Вникая в психологию Вашей артистической личности, я замечаю, что Вы с большим трудом отдаетесь роли, и это происходит оттого, что Вы, во-первых, не верите чуткости публики {307} и думаете, что ее все время надо бить по лбу, и, во-вторых, чуть не из каждой фразы хотите что-то создавать. И Вас бывает тяжело слушать потому, что по самому ходу диалога, по Вашей мимике, жесту я, зритель, давно уже понял, что Вы хотите сказать или сыграть, а Вы мне все еще продолжаете играть эту подробность, которая притом же своим содержанием не может слишком заинтересовать меня. Это происходит не только на отдельных репликах, но даже в середине монологов и реплик. То, чего я добивался от Москвина и от тона всей пьесы, в равной мере относится и к Вам. Сделаю такой пример: что если бы монолог о праведной земле[696] пришлось говорить Вам? Ведь Вы бы его расчленили на несколько частей — и переиграли бы. И он не донесся бы до зрителя так легко. А в этой бодрой легкости вся прелесть тона пьесы. И если мне будут говорить, что это — постановка Малого театра, я уверенно скажу, что это вранье. Напротив, играть трагедию (а «На дне» — трагедия) в таком тоне — явление на сцене совершенно новое. Надо играть ее, как первый акт «Трех сестер», но чтобы ни одна трагическая подробность не проскользнула.

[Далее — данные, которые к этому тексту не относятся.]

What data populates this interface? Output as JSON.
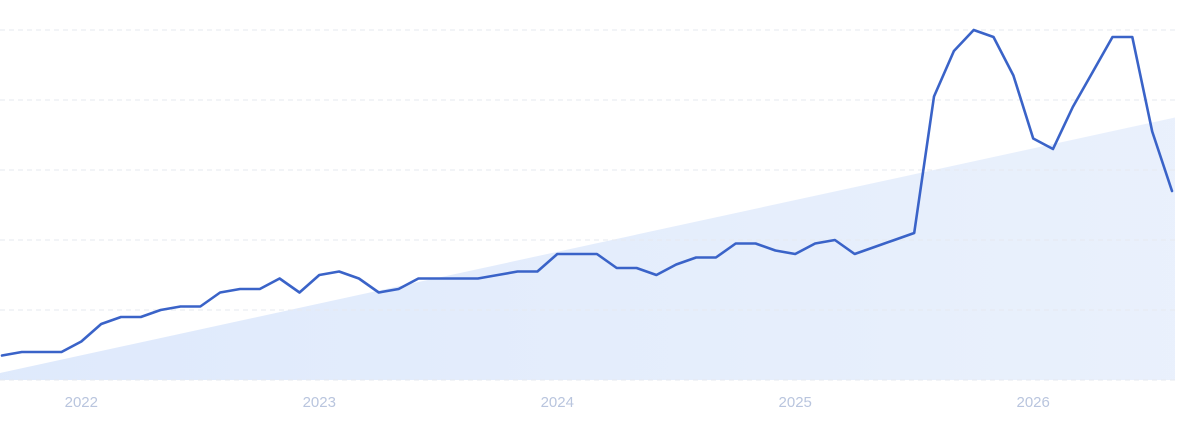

Вот отсутствие этой-то бодрой легкости и тяжелит Вашу игру. Даже сначала: «органон», «сикамбр» и т. д. Вы слишком боитесь, что публика не схватит, и слишком хотите вытянуть эти милые подробности за уши.

А посмотрите — Вы заговорили Ваш монолог «Человек — вот правда… Я понимаю старика» и т. д. почти наизусть, горячо и быстро и оба раза делали впечатление. Оттого что сильно, но легко.

Вот, стало быть, что надо делать Вам:

1) не навязывать свою роль и себя публике. Она сама возьмет ее и Вас;

2) не бояться, что роли не будет, если Вы не заиграете там, где Вам играть много не приходится по самому положению. Если роли нет — ее почти нельзя сделать, а надоесть раньше времени легко;

3) знать назубок;

4) избегать излишеств в движениях.

{308} 5) держать тон бодрый, легкий и нервный, т. е. с нервом. Беспечный и нервный.

Что все это Вы сделаете отлично, я не сомневаюсь ни минуты.

Даже во всех первых репликах: «Трещит у меня башка», «Отчего это человека бьют по голове» — тоже для всех этих надо выработать легкую, беглую речь, т. е. говорить эти реплики быстро, хотя бы и с болью в голове и во всем теле. Как в водевиле.